What we have here is the situation when corporate power, and the power of the financial elite, takes over all aspects of government policy. It transforms the entire consumer market based economy into the Tragedy of the Commons.

Every corporation aims to to fatten its bottom line, stock price, and C-Suite compensation package by reducing the wages of its labor force. It is a rational micro-decision, just as grazing as many sheep as possible on the commons is rational for the individual farmer, but it destroys in the long run the basis of the whole economy - a nation full of consumers with lots of money to spend on products. The majority of the increases in corporate profitability, and the source of the exploding CEO paychecks, over the last quarter century have come from holding wage payouts flat (or reducing them. Increased productivity stopped being linked to worker compensation a full 45 years ago, an entire working lifetime. As the proportion of wages that make up the economy fall to the lowest level since the Great Depression the engine that drives the growth of the U.S. economy is running out of fuel, now an anemic 2.38%, compared to the long term mean of 4.41%.

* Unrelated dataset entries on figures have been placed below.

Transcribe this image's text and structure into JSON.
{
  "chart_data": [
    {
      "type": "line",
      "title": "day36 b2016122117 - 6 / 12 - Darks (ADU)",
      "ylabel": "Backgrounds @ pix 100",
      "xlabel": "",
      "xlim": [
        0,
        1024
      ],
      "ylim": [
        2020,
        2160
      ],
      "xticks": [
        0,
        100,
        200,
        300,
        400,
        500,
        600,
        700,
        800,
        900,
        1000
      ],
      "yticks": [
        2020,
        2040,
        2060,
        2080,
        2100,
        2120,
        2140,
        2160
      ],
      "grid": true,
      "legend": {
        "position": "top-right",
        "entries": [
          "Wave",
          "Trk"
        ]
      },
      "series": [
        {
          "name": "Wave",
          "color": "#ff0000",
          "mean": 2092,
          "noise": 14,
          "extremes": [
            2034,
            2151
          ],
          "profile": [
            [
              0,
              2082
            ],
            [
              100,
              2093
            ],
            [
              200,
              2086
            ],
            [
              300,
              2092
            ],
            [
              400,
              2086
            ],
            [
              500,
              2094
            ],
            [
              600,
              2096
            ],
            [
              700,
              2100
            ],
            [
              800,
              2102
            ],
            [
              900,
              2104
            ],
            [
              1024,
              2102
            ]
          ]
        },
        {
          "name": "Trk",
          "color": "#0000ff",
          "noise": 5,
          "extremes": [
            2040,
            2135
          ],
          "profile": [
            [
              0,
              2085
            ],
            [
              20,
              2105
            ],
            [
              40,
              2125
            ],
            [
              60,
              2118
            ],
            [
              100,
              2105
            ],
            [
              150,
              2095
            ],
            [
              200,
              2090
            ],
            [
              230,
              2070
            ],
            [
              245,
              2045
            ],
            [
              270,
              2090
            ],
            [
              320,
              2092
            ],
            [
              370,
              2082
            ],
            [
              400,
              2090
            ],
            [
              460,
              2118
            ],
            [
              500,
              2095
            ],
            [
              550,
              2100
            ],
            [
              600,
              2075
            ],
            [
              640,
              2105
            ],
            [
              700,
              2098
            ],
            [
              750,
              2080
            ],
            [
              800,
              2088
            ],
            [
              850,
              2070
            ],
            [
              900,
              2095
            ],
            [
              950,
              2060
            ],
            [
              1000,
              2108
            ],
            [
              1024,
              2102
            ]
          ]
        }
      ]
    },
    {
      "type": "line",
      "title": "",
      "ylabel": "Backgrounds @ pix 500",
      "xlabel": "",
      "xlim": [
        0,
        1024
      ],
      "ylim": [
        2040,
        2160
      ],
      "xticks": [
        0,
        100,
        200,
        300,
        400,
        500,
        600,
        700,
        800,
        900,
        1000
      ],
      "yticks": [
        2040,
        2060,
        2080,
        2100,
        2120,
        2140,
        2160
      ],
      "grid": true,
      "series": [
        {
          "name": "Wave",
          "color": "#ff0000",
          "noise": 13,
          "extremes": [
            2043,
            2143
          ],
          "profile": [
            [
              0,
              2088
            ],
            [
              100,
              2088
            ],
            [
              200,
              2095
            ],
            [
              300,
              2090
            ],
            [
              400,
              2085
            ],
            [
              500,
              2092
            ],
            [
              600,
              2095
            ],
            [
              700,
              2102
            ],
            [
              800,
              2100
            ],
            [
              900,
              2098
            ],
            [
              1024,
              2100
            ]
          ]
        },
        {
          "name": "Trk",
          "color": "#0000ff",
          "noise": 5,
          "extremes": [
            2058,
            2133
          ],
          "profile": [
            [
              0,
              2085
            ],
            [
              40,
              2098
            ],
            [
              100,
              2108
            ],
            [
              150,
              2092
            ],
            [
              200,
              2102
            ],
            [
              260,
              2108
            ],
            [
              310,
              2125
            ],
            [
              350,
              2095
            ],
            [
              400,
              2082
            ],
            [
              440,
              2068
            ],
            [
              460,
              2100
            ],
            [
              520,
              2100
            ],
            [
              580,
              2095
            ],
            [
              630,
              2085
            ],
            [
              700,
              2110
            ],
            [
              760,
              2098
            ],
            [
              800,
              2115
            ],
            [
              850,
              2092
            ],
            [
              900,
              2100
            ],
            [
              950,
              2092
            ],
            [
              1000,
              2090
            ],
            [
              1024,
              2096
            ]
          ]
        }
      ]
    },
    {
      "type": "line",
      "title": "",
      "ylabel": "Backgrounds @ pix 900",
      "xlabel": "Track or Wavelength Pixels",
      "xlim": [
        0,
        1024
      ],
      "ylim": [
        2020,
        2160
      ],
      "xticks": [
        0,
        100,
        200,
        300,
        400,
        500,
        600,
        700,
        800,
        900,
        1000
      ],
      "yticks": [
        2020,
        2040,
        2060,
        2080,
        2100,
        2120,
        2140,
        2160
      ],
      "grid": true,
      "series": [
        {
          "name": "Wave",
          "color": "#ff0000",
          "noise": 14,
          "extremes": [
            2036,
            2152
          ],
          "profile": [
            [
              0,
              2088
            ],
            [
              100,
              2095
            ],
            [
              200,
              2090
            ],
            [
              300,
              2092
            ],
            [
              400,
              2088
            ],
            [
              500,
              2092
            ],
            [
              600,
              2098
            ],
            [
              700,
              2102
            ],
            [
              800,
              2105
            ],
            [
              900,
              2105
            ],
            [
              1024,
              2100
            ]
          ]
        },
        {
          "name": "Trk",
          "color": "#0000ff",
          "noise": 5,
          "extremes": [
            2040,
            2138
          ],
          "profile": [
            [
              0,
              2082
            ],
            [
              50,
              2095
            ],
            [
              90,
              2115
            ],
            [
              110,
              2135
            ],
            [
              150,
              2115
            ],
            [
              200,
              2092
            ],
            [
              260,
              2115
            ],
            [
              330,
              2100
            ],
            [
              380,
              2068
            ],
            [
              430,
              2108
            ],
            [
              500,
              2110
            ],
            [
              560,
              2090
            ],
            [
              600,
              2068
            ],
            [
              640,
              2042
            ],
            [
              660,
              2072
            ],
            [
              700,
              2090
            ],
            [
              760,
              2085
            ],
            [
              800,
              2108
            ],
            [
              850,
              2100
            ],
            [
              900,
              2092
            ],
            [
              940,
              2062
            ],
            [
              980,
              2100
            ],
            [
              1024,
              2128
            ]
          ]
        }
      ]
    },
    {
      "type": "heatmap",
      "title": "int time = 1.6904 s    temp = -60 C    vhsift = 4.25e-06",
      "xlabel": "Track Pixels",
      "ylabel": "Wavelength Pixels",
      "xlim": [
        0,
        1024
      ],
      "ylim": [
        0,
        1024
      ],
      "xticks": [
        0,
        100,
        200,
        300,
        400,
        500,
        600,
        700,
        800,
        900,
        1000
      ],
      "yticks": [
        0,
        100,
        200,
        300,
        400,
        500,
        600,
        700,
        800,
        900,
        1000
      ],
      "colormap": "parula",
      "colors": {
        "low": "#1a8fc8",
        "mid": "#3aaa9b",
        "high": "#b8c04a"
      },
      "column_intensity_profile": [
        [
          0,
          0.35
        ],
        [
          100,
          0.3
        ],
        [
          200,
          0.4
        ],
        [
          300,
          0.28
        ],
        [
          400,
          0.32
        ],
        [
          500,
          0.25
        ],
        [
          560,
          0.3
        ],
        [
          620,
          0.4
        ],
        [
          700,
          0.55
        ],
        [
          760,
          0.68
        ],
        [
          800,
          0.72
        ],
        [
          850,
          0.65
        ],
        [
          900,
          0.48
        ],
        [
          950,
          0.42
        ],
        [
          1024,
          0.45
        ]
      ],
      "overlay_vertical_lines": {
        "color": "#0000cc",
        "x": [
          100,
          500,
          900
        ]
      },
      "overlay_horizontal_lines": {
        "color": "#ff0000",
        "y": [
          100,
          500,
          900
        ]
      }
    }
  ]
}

But hey, the CEOs are happy!

Comment Re:Account number? (Score 1) 289

...

At best, the trial would suffer years of delay after delay after delay, throughout which he would still be imprisoned of course, while every avenue of defense was contested and denied, in secret, for "national security reasons"....

And he would be in solitary confinement the entire time, probably with no access to family.

Just look at Wen Ho Lee whose only charges were a technical mishandling of classified information (he downloaded a lot related to his work, but there was never any evidence he gave it to anyone), and was held in solitary confinement for nine months.

And yes, the nine months for Lee would surely correspond to many years while the government "gets ready" to try Snowden.